На следующий день пришла врач (кстати, тоже решив сначала, что труп около квартиры — недождавшийся ее пациент). Не раздеваясь, она посмотрела на меня, выписала бюллетень, сказав маме на прощанье, что через неделю, если я буду жив, пусть мама зайдет к ней. Через неделю я приду сам. А пока, что дальше было, как говорят, дело техники. Хотя только мама знала, что такое изнуренной голодом тащиться к отцу (он уже не ходил), в его присутствии требовать и добиться от мачехи вернуть продукты за те дни, что я не ходил к ним (ведь все было уже съедено за мой упокой). Потом через весь Невский и Неву идти в университет, убеждать там, что я живой и хочу есть, получить мои карточки, и при этом все время чувствовать, что дома лежит ее сын, который умрет, если она не сделает невозможного.
Мама сделала это.
А вечером мы затопили печь венскими стульями и что-то поели. Мама снова осталась у меня. Это была ночь под 1942 год…
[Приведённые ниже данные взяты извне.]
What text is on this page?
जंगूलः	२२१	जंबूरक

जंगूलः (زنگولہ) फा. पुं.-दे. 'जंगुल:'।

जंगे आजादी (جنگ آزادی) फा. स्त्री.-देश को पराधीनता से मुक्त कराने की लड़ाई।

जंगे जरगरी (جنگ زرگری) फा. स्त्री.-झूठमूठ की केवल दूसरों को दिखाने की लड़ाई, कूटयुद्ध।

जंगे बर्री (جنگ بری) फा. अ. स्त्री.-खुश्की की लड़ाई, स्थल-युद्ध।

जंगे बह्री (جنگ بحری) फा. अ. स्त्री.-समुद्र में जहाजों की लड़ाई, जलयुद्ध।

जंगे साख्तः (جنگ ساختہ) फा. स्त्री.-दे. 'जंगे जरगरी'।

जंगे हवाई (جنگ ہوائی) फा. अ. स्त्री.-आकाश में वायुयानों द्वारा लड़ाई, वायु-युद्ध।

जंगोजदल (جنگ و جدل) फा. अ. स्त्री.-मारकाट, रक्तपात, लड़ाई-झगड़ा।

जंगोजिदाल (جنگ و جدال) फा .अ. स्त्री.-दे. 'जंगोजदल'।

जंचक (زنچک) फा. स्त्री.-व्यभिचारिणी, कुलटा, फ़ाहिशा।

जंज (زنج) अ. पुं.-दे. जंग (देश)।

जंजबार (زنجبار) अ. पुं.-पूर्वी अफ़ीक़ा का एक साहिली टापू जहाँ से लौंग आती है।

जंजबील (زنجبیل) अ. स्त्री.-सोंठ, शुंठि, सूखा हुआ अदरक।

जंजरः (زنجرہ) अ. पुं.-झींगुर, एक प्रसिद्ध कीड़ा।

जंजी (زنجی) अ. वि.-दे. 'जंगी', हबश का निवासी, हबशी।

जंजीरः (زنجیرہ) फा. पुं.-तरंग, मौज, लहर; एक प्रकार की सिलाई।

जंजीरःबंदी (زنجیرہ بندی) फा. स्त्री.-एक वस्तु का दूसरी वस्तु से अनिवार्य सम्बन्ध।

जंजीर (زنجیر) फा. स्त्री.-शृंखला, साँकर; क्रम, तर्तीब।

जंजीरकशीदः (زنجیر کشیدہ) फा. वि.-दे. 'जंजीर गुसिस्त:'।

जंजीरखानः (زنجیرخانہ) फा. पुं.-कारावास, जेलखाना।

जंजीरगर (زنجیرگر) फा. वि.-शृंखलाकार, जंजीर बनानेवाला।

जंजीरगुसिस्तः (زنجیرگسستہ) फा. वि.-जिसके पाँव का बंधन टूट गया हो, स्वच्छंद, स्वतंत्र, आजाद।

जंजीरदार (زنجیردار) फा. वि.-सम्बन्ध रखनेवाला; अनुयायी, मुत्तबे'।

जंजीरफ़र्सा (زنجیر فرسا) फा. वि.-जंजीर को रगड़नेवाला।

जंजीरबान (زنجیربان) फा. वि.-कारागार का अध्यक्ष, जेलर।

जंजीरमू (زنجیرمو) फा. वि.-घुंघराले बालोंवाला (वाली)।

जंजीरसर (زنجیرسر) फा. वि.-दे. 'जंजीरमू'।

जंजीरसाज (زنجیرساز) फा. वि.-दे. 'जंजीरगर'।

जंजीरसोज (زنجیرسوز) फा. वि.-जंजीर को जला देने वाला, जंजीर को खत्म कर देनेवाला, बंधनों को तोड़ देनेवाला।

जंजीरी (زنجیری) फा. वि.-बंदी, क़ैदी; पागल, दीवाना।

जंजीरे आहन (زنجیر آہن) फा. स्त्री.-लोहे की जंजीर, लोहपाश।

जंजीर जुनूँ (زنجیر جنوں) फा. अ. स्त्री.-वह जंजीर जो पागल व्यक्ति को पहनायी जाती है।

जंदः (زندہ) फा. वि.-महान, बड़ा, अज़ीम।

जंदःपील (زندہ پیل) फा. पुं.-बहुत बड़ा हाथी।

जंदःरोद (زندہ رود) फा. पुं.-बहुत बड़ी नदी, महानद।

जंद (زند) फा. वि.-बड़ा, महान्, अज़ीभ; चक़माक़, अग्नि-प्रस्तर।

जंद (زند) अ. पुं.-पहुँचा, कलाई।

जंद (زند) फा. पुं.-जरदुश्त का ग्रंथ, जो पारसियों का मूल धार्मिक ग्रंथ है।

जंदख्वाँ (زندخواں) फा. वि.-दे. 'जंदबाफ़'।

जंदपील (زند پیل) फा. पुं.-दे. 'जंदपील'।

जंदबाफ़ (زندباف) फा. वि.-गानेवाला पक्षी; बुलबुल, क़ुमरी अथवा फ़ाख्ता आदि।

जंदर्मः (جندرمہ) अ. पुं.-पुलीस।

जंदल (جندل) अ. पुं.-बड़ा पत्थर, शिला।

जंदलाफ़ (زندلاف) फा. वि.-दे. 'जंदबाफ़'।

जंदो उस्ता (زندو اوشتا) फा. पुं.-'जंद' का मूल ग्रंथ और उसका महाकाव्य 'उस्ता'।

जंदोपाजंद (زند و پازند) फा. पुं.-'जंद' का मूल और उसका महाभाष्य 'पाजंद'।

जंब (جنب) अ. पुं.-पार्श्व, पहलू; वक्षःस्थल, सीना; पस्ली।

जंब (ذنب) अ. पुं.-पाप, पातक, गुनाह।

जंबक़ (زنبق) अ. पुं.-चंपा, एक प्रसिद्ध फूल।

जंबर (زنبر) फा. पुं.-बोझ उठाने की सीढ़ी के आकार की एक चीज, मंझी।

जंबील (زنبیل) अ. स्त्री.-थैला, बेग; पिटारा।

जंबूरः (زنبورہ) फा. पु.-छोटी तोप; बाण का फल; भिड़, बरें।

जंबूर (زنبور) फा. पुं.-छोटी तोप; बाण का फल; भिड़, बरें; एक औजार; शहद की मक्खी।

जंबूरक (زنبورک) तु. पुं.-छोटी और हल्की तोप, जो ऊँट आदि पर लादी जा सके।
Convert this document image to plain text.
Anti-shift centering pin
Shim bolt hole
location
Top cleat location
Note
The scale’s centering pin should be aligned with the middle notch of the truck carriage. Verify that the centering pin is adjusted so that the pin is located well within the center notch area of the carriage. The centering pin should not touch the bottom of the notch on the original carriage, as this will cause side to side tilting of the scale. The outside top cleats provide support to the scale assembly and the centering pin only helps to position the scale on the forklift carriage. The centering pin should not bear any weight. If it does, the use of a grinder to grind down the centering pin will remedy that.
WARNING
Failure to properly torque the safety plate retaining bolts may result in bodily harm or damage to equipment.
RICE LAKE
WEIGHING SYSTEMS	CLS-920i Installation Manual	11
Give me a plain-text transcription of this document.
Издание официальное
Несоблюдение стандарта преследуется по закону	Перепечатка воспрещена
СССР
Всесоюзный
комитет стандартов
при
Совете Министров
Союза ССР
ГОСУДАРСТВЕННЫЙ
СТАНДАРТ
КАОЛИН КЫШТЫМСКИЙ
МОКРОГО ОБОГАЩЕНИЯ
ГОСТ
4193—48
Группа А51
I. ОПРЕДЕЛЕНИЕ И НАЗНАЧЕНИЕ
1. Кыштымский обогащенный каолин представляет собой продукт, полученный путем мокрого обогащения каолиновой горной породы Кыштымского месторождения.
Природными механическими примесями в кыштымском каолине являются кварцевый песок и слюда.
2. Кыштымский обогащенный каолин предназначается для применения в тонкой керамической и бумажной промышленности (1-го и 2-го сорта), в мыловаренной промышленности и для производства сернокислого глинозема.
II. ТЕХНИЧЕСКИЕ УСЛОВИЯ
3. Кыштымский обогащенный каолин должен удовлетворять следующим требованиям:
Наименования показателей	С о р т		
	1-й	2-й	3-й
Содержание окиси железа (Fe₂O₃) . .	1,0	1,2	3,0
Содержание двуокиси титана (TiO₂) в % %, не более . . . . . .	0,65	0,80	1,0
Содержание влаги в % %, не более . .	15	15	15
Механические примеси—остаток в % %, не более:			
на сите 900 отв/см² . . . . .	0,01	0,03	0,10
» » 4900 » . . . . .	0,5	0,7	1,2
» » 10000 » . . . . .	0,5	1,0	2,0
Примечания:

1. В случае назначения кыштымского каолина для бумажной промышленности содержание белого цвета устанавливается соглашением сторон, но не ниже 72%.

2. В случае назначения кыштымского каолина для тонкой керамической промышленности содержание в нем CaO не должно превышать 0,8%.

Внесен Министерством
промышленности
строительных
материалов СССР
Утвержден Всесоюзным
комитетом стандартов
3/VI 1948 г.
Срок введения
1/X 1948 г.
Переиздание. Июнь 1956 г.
Пока ленинградцы, каждый по своему, встречают Новый 1942 год, я немного отвлеку читателя и предложу заглянуть в блокадный мир города, пользуясь исключительно либо дневниковыми записями, либо хорошо проверенными воспоминаниями очевидцев.
Зимой 1941–1942 гг. в Ленинграде одновременно существовало, по крайней мере, три блокады — три резко различные антагонистичные между собой группы людей. Сегодня они все равны, и писатель Д. Гранин в январе 1998 года напишет о блокадных жителях «чохом»: «Массовый героизм людей, которые хотели сберечь свой город, свою историю, свои национальные святыни помог выстоять в Великой Отечественной войне» (Невское время, 34.02.98). Уважаемый Даниил Александрович, неужели Вам, книги которого издаются в многотысячных экземплярах, не стыдно писать такое? Вы либо не понимаете, что происходило в городе (тогда зачем писать?), либо выполняете социальный заказ ради получения очередных благ (тогда это проституция). Но это к слову.